For many, “Brown Friday” is something to have a little fun with. It’s a term coined and brought to prominence by workers at wastewater treatment plants who will tell you that hands-down the Friday after Thanksgiving is their busiest day of the year. Plumbers also tell us it is their busiest day for household plumbing emergencies. The contributing factors are many, ranging from the grease and scraps of holiday foods getting washed down the sink and clogging pipes, to the elevation of the “flush total” per household.

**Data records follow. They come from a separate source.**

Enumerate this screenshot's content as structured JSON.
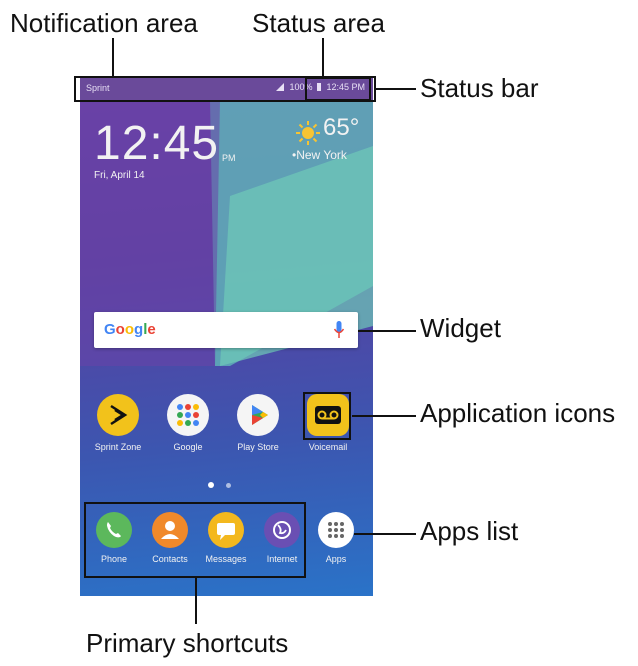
{
  "callouts": {
    "notification_area": "Notification area",
    "status_area": "Status area",
    "status_bar": "Status bar",
    "widget": "Widget",
    "application_icons": "Application icons",
    "apps_list": "Apps list",
    "primary_shortcuts": "Primary shortcuts"
  },
  "status_bar": {
    "carrier": "Sprint",
    "battery": "100%",
    "time": "12:45 PM"
  },
  "clock_widget": {
    "time": "12:45",
    "ampm": "PM",
    "date": "Fri, April 14",
    "temperature": "65°",
    "city": "New York"
  },
  "search_widget": {
    "logo": "Google"
  },
  "apps": [
    {
      "label": "Sprint Zone",
      "icon": "sprint-zone-icon"
    },
    {
      "label": "Google",
      "icon": "google-folder-icon"
    },
    {
      "label": "Play Store",
      "icon": "play-store-icon"
    },
    {
      "label": "Voicemail",
      "icon": "voicemail-icon"
    }
  ],
  "dock": [
    {
      "label": "Phone",
      "icon": "phone-icon"
    },
    {
      "label": "Contacts",
      "icon": "contacts-icon"
    },
    {
      "label": "Messages",
      "icon": "messages-icon"
    },
    {
      "label": "Internet",
      "icon": "internet-icon"
    },
    {
      "label": "Apps",
      "icon": "apps-grid-icon"
    }
  ],
  "colors": {
    "sprint": "#f2c21b",
    "phone": "#5cb85c",
    "contacts": "#f0892a",
    "messages": "#f3b81e",
    "internet": "#6a4fb3",
    "status_bar": "#6a4a9a"
  }
}
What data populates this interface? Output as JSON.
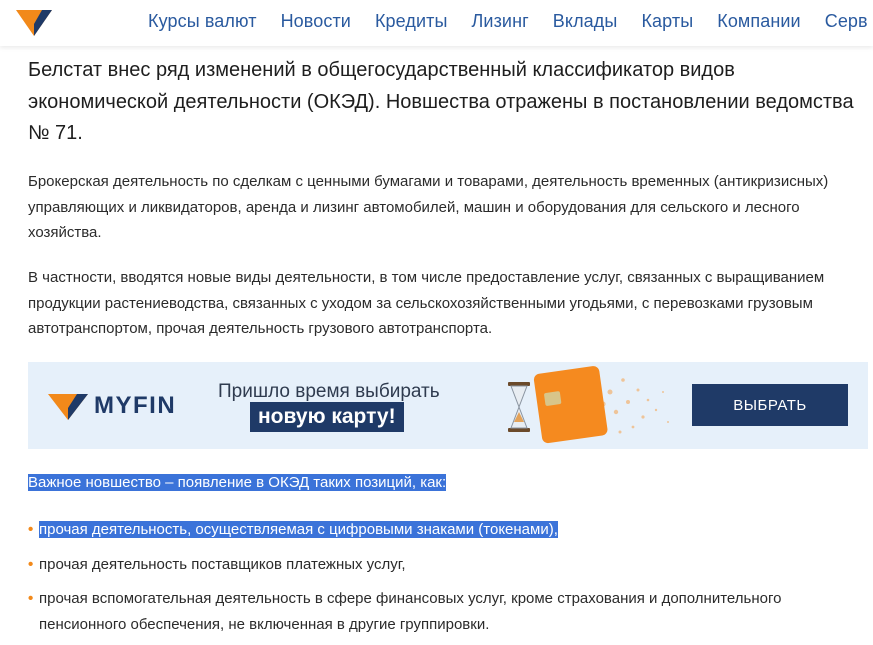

But for those of us in the water industry and supportive of water conservation initiatives, “Brown Friday” is no laughing matter. Instead, it presents a powerful opportunity to bring attention to the value of water industry workers, who are far too often taken for granted.
Being taken for granted is more than a personal affront. It can mean out of sight, out of mind, out of funds… and out of luck, especially for communities with aging infrastructure. There’s are two main reasons why, during this past presidential election, both candidates have proposed plans for infrastructure investments totaling anywhere from $500 billion to $1 trillion. They are:
1. Infrastructure repair and replacement is that important to the operation and growth of our country.
2. It will cost that much to do the work that is needed.
In an ideal world, someone would write that mega-check, and all new infrastructure as well as the ultimate in water treatment, reuse and conservation technology would be at work in less a few months’ time. We can, and are, working toward a better world in terms of water delivery and conservation. But during this work in progress, someone has to keep that water flowing given the current capabilities.
That “someone” is made up of the water industry workers who maintain the infrastructure, repair your pipes, keep the treatment plants operating at capacity, and engineer technology for better conservation.
They are the workers who, while you sleep in and recover from your holiday parties and Thanksgiving feasts on “Brown Friday,” rise at dawn and work until nightfall to tackle the overload and ensure clean, safe water keeps on flowing to every household, business and facility. They are the workers for whom we can all lift a glass (of great tasting water!) and give thanks at this year’s holiday celebrations.